Desde la Aiguille du Midi (la Aguja del Mediodía) se disfruta de unas vistas panorámicas inmejorables. El macizo, mayestático, se eleva aún más sobre los 3.842 metros de este iconográfico punto. El valle se extiende junto al resto de montañas. Escoltado por las Grandes Jorasses y el Monte Rosa, pero también por el Matterhorn, pirámide perfecta que se dibuja tímidamente en el horizonte lejano.
Y allí, en aquel universo helado y albo, hay hombres. Puntos diminutos diseminados con un mismo objetivo: atacar la cabeza del Dragón Blanco, dormido entre sábanas de hielo. Es una lucha poética y sobrenatural. Hombres y mujeres de medio mundo tratando de superar el reto de sí mismos, tratando de superar el reto de la bestia. Produce respeto escuchar su silencio, observar sus formas ciclópeas, sentir su poder, los mensajes que en otros tiempos se atribuyeron a criaturas mitológicas. A pesar de la masificación, las esperas eternas y el ruido, es fácil abstraerse y sentir el pulso del animal. Sabes que está ahí, observando. Como un cazador paciente. Te sientes narcotizado por la altitud y por la presencia del coloso. No quieres bajar. Estás abducido. Y en esos momentos, sientes que nada es igual ahí abajo.

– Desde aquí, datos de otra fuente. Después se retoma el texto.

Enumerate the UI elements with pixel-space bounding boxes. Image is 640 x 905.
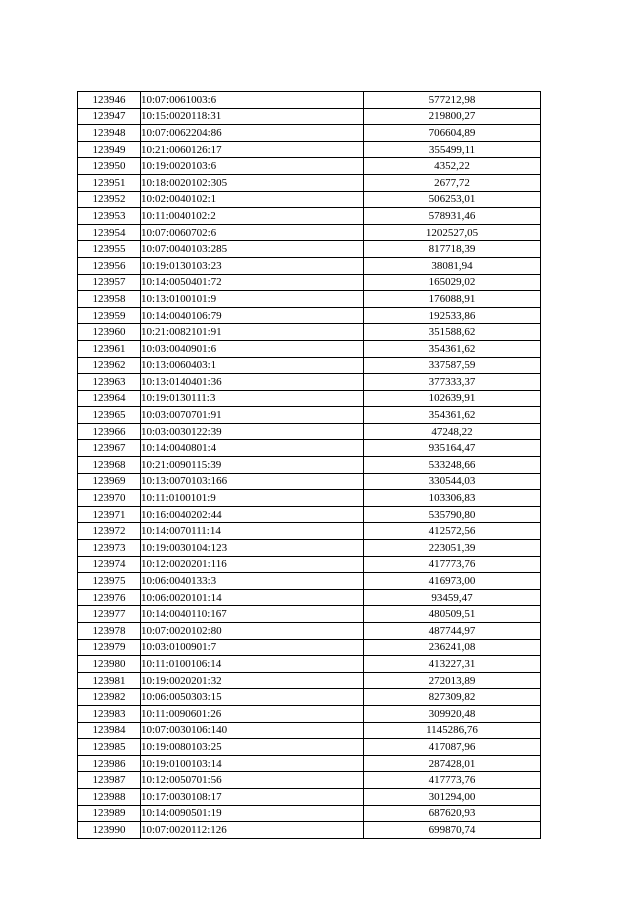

Dejar atrás Chamonix produce nostalgia. Siempre me pasa. Es como un verano que se aleja. Cada curva, cada arista, cada puerto circundante te llaman por tu nombre. Y al hacerlo, te convierten en náufrago de tu propia isla, en donde solo queda el eco en reverberación de todas las emociones que vivimos durante el viaje, conjurando el hechizo. El hechizo hipnótico del gran Dragón Blanco.